Who was it that told us we needed perfectly rounded apples with not a single blemish?
Who dictated that our strawberries should be available all year long?
Whose idea was it that potatoes should be a minimum size?
What often comes out of the garden is misshapen, scarred or split. This by no means makes the produce unusable. The skill…the challenge….is to take that vegetable and make it into something fantastic and nutritious.
The nutritious element is looked after by the soil and all it’s brilliant mechanisms;worms, bacteria, yeasts, fungi all play their part in liberating minerals for use by plants. Sadly, because of modern agricultural practices, much of the mineral content of soils today has been lost.
However, growing your own food gives you a greater degree of control over the soil and it’s impact on the food we grow and eat.
Practices such as:
- leaving the root systems of leguminous plants in the ground will add nitrogen to the soil.

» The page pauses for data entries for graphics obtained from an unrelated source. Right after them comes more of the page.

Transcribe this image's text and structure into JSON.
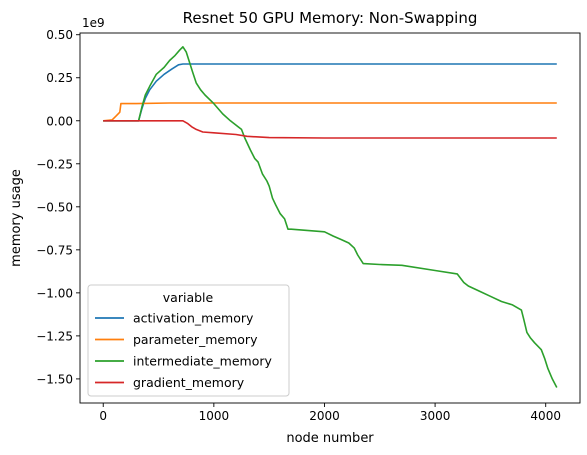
{
  "chart_data": {
    "type": "line",
    "title": "Resnet 50 GPU Memory: Non-Swapping",
    "xlabel": "node number",
    "ylabel": "memory usage",
    "y_offset_label": "1e9",
    "xlim": [
      -210,
      4310
    ],
    "ylim": [
      -1.64,
      0.51
    ],
    "x_ticks": [
      0,
      1000,
      2000,
      3000,
      4000
    ],
    "x_tick_labels": [
      "0",
      "1000",
      "2000",
      "3000",
      "4000"
    ],
    "y_ticks": [
      0.5,
      0.25,
      0.0,
      -0.25,
      -0.5,
      -0.75,
      -1.0,
      -1.25,
      -1.5
    ],
    "y_tick_labels": [
      "0.50",
      "0.25",
      "0.00",
      "−0.25",
      "−0.50",
      "−0.75",
      "−1.00",
      "−1.25",
      "−1.50"
    ],
    "grid": false,
    "legend": {
      "title": "variable",
      "placement": "lower-left"
    },
    "series": [
      {
        "name": "activation_memory",
        "color": "#1f77b4",
        "points": [
          [
            0,
            0
          ],
          [
            320,
            0
          ],
          [
            350,
            0.07
          ],
          [
            380,
            0.13
          ],
          [
            420,
            0.18
          ],
          [
            480,
            0.23
          ],
          [
            550,
            0.27
          ],
          [
            620,
            0.3
          ],
          [
            680,
            0.325
          ],
          [
            720,
            0.33
          ],
          [
            4100,
            0.33
          ]
        ]
      },
      {
        "name": "parameter_memory",
        "color": "#ff7f0e",
        "points": [
          [
            0,
            0
          ],
          [
            80,
            0.005
          ],
          [
            120,
            0.03
          ],
          [
            150,
            0.05
          ],
          [
            160,
            0.1
          ],
          [
            300,
            0.1
          ],
          [
            600,
            0.103
          ],
          [
            4100,
            0.103
          ]
        ]
      },
      {
        "name": "intermediate_memory",
        "color": "#2ca02c",
        "points": [
          [
            0,
            0
          ],
          [
            320,
            0
          ],
          [
            350,
            0.08
          ],
          [
            380,
            0.15
          ],
          [
            420,
            0.2
          ],
          [
            480,
            0.27
          ],
          [
            550,
            0.31
          ],
          [
            600,
            0.35
          ],
          [
            650,
            0.38
          ],
          [
            690,
            0.41
          ],
          [
            720,
            0.43
          ],
          [
            750,
            0.4
          ],
          [
            780,
            0.34
          ],
          [
            810,
            0.28
          ],
          [
            840,
            0.22
          ],
          [
            880,
            0.18
          ],
          [
            920,
            0.15
          ],
          [
            1000,
            0.1
          ],
          [
            1080,
            0.04
          ],
          [
            1150,
            0.0
          ],
          [
            1250,
            -0.05
          ],
          [
            1280,
            -0.1
          ],
          [
            1330,
            -0.17
          ],
          [
            1370,
            -0.22
          ],
          [
            1400,
            -0.24
          ],
          [
            1440,
            -0.31
          ],
          [
            1480,
            -0.35
          ],
          [
            1500,
            -0.38
          ],
          [
            1530,
            -0.45
          ],
          [
            1560,
            -0.49
          ],
          [
            1600,
            -0.54
          ],
          [
            1640,
            -0.57
          ],
          [
            1670,
            -0.63
          ],
          [
            1700,
            -0.63
          ],
          [
            1900,
            -0.64
          ],
          [
            2000,
            -0.645
          ],
          [
            2080,
            -0.67
          ],
          [
            2150,
            -0.69
          ],
          [
            2220,
            -0.71
          ],
          [
            2270,
            -0.74
          ],
          [
            2300,
            -0.78
          ],
          [
            2350,
            -0.83
          ],
          [
            2500,
            -0.835
          ],
          [
            2700,
            -0.84
          ],
          [
            3000,
            -0.87
          ],
          [
            3200,
            -0.89
          ],
          [
            3260,
            -0.94
          ],
          [
            3300,
            -0.96
          ],
          [
            3400,
            -0.99
          ],
          [
            3500,
            -1.02
          ],
          [
            3600,
            -1.05
          ],
          [
            3700,
            -1.07
          ],
          [
            3780,
            -1.1
          ],
          [
            3800,
            -1.15
          ],
          [
            3830,
            -1.23
          ],
          [
            3860,
            -1.26
          ],
          [
            3900,
            -1.29
          ],
          [
            3960,
            -1.33
          ],
          [
            3990,
            -1.38
          ],
          [
            4020,
            -1.44
          ],
          [
            4060,
            -1.5
          ],
          [
            4100,
            -1.55
          ]
        ]
      },
      {
        "name": "gradient_memory",
        "color": "#d62728",
        "points": [
          [
            0,
            0
          ],
          [
            720,
            0
          ],
          [
            760,
            -0.015
          ],
          [
            800,
            -0.035
          ],
          [
            840,
            -0.05
          ],
          [
            900,
            -0.065
          ],
          [
            1000,
            -0.07
          ],
          [
            1200,
            -0.08
          ],
          [
            1300,
            -0.09
          ],
          [
            1500,
            -0.098
          ],
          [
            2000,
            -0.1
          ],
          [
            4100,
            -0.1
          ]
        ]
      }
    ]
  }
}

- not rotavating the soil to allow worm populations to build up
- using green manures
will all add to the quality of the soil.
The fantastic element is down to us and comes in many guises and doesn’t matter one jot if the apple is pitted, the strawberry asymmetrical, the carrot twisted or you’ve stuck the fork in the potato.
So-if you are offered a neighbour’s cooking apple windfalls, surplus carrots or small onions, go for it! The chances are it will be considerably better for you than something produced commercially which could have been sprayed, fertilised and held in cold storage for up to a year.
The overgrown beans, pumpkin peel and tiny carrots are still very tasty alternatives to mash and the chickens will eat their fill of them producing large, high quality eggs.